May 11, 2020
For Successful AI: Train both Algorithms and Humans
Agents in the loop should have a real understanding of how the AI works to avoid "automation surprise."
Abhishek Gupta, a machine learning engineer at Microsoft and founder of Montreal AI Ethics Institute, highlights some important issues to bear in mind as many companies are accelerating their adoption of more sophisticated AI due to the coronavirus pandemic.
For implementing human in the loop, Gupta suggests that the agents in the loop should have a real understanding of how the AI works to avoid “automation surprise.” Automation surprise happens when things go wrong with automated technology, and the humans-in-the-loop become confused and struggle to regain control.
Gupta explains that a lot of AI engineers spend too much time worrying about how to train their algorithms, and little time thinking about the humans who will use them.

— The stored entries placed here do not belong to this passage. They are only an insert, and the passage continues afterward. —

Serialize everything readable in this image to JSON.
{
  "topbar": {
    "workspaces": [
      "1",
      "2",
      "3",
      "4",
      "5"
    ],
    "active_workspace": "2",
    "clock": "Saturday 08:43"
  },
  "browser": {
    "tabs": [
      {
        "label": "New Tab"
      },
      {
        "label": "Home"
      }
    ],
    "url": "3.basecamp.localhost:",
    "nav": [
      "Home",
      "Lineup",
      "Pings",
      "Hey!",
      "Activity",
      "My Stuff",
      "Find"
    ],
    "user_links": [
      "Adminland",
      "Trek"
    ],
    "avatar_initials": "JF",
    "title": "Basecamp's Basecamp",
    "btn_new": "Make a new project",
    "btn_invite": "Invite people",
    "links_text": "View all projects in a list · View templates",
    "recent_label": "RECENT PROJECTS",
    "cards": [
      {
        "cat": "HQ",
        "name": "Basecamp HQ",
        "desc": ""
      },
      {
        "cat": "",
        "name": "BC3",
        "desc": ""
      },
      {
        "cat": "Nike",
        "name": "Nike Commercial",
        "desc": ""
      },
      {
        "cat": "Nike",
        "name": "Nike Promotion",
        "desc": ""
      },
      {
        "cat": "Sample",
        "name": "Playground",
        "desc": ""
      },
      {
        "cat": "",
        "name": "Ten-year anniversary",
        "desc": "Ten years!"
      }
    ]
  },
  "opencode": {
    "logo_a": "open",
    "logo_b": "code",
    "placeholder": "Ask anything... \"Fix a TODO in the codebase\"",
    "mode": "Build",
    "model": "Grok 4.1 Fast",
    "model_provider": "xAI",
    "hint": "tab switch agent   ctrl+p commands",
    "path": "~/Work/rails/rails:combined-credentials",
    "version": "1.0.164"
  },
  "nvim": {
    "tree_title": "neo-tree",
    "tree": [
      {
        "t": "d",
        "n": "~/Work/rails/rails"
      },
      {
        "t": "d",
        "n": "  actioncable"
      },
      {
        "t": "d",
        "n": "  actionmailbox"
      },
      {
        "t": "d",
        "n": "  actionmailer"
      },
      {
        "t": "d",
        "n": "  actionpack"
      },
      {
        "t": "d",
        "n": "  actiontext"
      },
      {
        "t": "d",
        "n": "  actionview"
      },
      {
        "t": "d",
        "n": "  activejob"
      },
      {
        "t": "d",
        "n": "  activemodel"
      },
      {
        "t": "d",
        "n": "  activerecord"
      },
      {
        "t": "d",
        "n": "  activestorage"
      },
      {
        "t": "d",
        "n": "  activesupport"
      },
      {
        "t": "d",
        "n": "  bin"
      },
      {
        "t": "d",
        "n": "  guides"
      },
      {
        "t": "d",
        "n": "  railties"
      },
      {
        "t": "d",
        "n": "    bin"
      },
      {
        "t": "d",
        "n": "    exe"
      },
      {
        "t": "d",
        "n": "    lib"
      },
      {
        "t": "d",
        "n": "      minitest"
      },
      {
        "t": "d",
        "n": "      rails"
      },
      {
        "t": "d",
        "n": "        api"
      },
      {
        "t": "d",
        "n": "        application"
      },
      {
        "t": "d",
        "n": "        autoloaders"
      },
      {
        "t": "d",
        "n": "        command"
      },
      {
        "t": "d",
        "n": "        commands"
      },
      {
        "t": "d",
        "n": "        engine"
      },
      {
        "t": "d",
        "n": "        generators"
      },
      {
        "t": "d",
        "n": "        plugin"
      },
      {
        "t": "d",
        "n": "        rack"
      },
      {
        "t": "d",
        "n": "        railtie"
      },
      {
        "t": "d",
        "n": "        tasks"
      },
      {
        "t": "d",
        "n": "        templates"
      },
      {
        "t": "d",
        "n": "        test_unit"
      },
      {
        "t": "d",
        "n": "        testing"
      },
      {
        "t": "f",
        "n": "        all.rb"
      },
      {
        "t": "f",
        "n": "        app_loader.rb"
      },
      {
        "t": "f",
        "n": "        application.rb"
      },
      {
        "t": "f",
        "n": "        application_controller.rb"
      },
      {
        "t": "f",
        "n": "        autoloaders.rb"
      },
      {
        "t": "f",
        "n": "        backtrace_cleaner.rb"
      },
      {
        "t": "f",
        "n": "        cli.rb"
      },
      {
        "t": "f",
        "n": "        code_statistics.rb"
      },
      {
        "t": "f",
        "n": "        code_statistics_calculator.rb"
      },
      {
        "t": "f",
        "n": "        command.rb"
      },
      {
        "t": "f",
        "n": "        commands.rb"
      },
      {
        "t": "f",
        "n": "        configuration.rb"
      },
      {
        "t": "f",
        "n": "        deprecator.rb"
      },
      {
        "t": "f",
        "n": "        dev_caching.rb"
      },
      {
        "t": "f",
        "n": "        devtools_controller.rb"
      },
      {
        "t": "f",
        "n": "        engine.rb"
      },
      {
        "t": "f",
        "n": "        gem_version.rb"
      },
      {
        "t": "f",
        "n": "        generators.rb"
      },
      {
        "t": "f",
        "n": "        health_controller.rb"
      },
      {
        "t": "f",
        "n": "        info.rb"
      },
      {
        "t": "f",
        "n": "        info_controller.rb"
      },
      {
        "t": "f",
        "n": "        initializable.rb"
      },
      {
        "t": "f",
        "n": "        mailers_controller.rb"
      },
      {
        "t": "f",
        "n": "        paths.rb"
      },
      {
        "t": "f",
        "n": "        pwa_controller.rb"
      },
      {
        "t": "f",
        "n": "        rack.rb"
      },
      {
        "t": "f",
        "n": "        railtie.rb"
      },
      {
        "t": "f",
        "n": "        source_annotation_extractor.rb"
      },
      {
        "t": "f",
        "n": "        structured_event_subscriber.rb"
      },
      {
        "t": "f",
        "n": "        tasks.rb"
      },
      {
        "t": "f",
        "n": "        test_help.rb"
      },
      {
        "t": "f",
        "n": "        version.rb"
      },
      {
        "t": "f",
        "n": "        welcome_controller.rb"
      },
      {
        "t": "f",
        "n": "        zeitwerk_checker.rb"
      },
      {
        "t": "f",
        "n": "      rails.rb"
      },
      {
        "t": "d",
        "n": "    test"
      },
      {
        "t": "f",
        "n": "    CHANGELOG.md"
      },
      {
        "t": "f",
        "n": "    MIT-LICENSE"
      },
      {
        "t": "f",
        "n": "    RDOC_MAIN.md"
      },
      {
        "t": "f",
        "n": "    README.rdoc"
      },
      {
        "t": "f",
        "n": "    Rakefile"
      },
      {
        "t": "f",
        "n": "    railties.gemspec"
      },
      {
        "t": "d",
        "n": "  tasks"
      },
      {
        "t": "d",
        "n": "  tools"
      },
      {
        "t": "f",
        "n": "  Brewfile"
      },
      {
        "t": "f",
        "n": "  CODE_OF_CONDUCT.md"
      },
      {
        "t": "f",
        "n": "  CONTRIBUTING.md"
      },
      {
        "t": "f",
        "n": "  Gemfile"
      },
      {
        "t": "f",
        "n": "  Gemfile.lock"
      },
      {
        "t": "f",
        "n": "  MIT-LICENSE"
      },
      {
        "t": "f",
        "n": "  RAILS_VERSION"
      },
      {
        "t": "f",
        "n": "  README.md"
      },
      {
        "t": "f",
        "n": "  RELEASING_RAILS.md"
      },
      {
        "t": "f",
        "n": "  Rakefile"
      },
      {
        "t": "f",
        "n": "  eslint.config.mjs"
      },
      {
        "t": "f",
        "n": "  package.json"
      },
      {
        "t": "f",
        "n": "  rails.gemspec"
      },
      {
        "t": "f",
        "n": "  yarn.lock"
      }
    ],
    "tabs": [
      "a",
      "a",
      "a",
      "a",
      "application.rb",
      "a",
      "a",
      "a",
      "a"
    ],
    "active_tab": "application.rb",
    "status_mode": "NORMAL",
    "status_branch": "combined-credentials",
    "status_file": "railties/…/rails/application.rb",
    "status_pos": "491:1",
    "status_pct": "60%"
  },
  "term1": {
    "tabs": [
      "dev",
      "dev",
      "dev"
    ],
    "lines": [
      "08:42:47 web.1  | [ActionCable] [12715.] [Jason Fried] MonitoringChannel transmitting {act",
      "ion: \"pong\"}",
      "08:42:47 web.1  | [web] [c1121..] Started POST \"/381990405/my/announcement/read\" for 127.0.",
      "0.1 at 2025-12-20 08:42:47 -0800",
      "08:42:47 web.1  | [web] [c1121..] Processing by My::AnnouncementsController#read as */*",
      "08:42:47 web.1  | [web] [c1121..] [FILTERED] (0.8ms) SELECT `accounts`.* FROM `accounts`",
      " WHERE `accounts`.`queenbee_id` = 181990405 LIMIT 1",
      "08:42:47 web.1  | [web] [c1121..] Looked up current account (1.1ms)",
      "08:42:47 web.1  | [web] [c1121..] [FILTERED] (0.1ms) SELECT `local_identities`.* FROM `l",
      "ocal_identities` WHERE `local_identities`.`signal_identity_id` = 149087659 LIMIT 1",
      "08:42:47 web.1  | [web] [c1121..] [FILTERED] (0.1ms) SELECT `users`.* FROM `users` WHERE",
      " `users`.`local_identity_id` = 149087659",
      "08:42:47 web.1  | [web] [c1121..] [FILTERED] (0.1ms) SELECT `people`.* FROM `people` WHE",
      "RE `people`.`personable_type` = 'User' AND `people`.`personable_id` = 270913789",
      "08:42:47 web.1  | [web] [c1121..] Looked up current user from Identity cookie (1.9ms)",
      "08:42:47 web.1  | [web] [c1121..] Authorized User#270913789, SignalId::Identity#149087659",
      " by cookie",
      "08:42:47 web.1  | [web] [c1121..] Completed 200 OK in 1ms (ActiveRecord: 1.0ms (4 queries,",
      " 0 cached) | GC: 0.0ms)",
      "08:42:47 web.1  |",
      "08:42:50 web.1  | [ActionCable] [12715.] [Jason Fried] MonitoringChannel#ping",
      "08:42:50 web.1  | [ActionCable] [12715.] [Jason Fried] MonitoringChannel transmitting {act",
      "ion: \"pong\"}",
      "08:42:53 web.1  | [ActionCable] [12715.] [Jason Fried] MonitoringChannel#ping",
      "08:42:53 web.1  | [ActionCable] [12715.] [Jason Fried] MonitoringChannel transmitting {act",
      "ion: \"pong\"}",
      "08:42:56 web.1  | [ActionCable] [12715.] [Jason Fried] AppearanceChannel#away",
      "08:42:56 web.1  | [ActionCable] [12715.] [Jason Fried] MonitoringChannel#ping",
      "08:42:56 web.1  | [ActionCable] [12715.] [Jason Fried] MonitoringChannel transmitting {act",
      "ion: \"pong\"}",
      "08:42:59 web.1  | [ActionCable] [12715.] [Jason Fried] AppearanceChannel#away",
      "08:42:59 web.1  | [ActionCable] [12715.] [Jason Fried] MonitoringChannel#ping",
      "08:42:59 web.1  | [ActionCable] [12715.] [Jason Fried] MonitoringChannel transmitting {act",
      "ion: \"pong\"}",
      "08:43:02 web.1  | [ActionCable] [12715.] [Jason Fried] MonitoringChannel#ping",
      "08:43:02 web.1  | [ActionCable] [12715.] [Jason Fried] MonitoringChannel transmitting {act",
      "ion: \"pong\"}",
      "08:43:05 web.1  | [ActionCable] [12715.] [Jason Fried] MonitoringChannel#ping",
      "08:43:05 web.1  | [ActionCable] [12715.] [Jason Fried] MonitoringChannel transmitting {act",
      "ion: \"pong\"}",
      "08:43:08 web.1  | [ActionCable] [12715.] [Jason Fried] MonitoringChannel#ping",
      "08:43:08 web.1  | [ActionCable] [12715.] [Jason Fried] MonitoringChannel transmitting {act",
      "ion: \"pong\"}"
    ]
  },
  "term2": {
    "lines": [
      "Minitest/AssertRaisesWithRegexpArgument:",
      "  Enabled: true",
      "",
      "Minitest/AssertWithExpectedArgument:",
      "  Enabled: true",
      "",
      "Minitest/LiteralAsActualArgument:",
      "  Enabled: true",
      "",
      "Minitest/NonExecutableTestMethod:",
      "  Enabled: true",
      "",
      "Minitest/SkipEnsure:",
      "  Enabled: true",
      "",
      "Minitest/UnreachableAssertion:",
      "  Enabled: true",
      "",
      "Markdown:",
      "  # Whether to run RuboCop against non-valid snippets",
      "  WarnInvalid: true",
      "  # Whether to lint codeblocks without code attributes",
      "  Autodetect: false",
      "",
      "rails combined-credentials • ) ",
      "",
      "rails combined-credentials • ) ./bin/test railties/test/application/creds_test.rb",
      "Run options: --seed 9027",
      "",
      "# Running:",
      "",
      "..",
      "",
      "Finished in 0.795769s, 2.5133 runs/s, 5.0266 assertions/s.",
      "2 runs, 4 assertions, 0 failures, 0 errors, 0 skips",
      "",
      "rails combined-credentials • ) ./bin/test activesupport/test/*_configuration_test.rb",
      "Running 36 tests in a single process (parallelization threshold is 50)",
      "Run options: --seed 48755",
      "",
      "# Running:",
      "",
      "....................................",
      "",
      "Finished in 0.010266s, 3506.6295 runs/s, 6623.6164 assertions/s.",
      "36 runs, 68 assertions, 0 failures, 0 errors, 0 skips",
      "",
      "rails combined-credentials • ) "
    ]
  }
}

He has a lot of good perspective on how to train AI engineers, but incorrectly assumes engineers are the only problem solvers who create and apply AI.
This is where the power of co-creation is incredibly valuable – diverse solutions come from diverse perspectives, and the ability to co-create AI changes the way it is made. Rather than relying different teams (engineering and marketing/customer service/etc.) to come together and attempt to speak the same language, equip your team with a conversational AI platform that allows everyone to come together to co-create the experience. Co-creation will result in better trained algorithms and many more humans who understand how the AI works to avoid automation surprise.